An oil-import tax would also be grossly unfair to those sections of our country that are most heavily dependent on oil as a source of energy.

Advertisement

For example, the New England states-- without access to cheaper hydroelectricity, natural gas or coal--depend on oil for about 65% of all energy, compared to the 40% national average. Boosting the price of oil thus would impose a much greater penalty on these states--and on the Northeast generally--than on the country as a whole.

Restoring Prosperity

It is argued that an oil-import tax is needed to help restore prosperity to our domestic oil industry.

We must recognize, however, that for every job restored to the oil industry, a job may be lost in U.S. industries that consume oil--and that includes our chemical, paper, agriculture, rubber and plastics industries, among others.

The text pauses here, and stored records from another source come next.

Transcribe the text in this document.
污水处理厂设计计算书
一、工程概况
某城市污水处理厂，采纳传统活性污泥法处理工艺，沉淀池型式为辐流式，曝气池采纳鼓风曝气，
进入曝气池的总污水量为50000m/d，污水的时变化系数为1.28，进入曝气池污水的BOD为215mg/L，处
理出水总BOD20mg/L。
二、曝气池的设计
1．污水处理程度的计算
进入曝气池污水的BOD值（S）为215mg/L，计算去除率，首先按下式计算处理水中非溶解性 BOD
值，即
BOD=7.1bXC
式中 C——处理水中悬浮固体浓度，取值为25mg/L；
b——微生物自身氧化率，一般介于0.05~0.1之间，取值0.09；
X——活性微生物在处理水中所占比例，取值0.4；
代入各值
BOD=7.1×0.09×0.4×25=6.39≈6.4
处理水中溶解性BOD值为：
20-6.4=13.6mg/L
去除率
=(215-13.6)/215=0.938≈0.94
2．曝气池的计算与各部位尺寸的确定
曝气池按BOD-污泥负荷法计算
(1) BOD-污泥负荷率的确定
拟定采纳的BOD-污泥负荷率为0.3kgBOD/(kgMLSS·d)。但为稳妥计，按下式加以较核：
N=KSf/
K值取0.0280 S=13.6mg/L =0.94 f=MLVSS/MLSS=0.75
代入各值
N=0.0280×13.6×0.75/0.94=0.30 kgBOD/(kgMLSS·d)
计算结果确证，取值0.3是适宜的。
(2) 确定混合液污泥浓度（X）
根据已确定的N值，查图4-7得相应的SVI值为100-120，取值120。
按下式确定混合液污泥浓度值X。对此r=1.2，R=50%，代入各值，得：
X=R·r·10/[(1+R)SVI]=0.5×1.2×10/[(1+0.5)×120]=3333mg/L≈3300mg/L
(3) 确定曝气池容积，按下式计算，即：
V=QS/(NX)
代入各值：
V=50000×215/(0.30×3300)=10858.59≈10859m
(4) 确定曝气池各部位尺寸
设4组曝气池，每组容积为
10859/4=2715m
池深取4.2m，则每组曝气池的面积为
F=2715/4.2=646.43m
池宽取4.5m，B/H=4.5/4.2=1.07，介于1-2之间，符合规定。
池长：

Just as an oil-import tax would create inequities within our country, so it would create problems with some of our foreign allies.

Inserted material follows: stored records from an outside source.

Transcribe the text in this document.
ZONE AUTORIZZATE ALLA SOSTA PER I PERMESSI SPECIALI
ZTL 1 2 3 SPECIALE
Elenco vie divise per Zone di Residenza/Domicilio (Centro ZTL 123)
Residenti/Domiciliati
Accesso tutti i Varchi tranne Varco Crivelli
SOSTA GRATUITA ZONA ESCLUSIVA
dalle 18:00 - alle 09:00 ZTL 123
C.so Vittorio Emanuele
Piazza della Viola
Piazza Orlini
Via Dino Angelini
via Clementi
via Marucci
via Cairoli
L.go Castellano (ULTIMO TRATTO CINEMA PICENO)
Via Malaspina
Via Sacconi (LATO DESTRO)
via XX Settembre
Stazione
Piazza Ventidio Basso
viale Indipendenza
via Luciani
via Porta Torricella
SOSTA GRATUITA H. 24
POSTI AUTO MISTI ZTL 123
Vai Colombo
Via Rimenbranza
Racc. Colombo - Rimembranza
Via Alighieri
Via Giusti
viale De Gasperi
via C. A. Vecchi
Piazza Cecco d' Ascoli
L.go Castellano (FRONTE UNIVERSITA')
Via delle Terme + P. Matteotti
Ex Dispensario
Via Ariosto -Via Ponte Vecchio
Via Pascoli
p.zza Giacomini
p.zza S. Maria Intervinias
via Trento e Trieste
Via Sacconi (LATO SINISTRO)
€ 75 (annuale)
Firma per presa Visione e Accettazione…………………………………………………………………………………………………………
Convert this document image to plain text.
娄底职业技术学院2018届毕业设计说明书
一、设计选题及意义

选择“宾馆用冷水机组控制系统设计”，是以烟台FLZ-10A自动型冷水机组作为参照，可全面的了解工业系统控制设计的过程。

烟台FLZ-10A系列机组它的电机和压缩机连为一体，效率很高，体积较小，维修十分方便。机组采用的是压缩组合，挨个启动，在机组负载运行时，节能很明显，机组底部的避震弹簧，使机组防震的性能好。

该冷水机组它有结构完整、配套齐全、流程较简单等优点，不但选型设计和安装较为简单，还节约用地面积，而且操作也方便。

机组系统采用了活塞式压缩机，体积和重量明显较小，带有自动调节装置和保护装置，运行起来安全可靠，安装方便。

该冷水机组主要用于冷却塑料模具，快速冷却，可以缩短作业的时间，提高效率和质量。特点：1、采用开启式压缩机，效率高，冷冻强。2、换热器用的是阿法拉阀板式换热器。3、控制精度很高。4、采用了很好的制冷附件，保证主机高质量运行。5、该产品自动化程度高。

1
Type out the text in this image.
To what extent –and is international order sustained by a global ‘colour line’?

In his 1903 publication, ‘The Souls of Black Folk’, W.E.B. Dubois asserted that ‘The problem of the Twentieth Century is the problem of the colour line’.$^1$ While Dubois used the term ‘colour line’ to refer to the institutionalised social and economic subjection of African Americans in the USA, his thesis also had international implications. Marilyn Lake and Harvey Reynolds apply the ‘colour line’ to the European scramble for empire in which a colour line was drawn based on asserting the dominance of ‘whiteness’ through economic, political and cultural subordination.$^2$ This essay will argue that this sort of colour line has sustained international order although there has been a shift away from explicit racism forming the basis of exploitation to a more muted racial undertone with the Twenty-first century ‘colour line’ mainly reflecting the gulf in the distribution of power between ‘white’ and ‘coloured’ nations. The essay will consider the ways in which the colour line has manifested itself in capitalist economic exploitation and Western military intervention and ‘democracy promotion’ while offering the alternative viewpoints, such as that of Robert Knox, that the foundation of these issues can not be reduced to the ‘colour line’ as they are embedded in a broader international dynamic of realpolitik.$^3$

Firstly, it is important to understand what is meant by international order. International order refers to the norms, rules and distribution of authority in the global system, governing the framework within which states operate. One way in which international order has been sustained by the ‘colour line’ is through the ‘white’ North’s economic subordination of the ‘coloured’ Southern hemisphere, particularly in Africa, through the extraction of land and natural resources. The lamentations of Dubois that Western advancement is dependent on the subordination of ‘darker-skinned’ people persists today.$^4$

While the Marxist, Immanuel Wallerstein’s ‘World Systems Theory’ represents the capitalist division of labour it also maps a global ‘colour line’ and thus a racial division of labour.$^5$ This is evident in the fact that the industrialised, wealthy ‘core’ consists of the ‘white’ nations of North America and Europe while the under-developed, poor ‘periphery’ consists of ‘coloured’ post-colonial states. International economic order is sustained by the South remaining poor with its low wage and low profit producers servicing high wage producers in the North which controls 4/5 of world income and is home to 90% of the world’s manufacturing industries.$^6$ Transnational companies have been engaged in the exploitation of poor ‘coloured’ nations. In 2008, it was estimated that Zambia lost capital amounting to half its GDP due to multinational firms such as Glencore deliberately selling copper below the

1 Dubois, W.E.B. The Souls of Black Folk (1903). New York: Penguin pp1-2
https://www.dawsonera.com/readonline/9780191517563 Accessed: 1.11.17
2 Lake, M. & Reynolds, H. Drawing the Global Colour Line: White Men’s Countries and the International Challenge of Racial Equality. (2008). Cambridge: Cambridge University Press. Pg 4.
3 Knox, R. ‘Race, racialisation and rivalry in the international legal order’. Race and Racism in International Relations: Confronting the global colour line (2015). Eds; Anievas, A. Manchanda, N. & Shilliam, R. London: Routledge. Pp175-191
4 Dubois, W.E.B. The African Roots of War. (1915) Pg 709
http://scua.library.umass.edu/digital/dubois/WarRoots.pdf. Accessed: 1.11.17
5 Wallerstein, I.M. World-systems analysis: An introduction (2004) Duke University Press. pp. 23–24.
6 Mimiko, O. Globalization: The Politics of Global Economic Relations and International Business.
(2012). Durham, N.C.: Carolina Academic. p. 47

An oil-import fee would be a barrier not only to oil imports from unreliable oil-producing countries in the Middle East, but also to imports from reliable suppliers and close allies, including Venezuela, Mexico and Canada.

Proponents of an oil-import tax suggest that the inequities within our country could be remedied by a rebate to some users of oil products, and we could take care of our allies’ problems by exempting their oil from the tax.

Advertisement

That, to me, is a prescription for a complex, bureaucratic regulatory mechanism that we can do without.

If we reject an oil-import tax, then how do we promote energy conservation and protect ourselves against “oil blackmail?” There are alternatives, including an increased federal gasoline tax, that are fairer, simpler and less damaging to our economy.

As a tax on imports, an oil-import fee would be protectionist legislation.

In his State of the Union address last January, President Reagan argued eloquently against such legislation, saying he would “oppose legislation touted as providing protection that in reality pits one American worker against another, one industry against another, one community against another, and that raises prices for us all.”

That, I think is a perfect description of the impact of an oil-import tax on our nation. It would be divisive, reduce economic growth, increase inflation, and raise prices for all of us.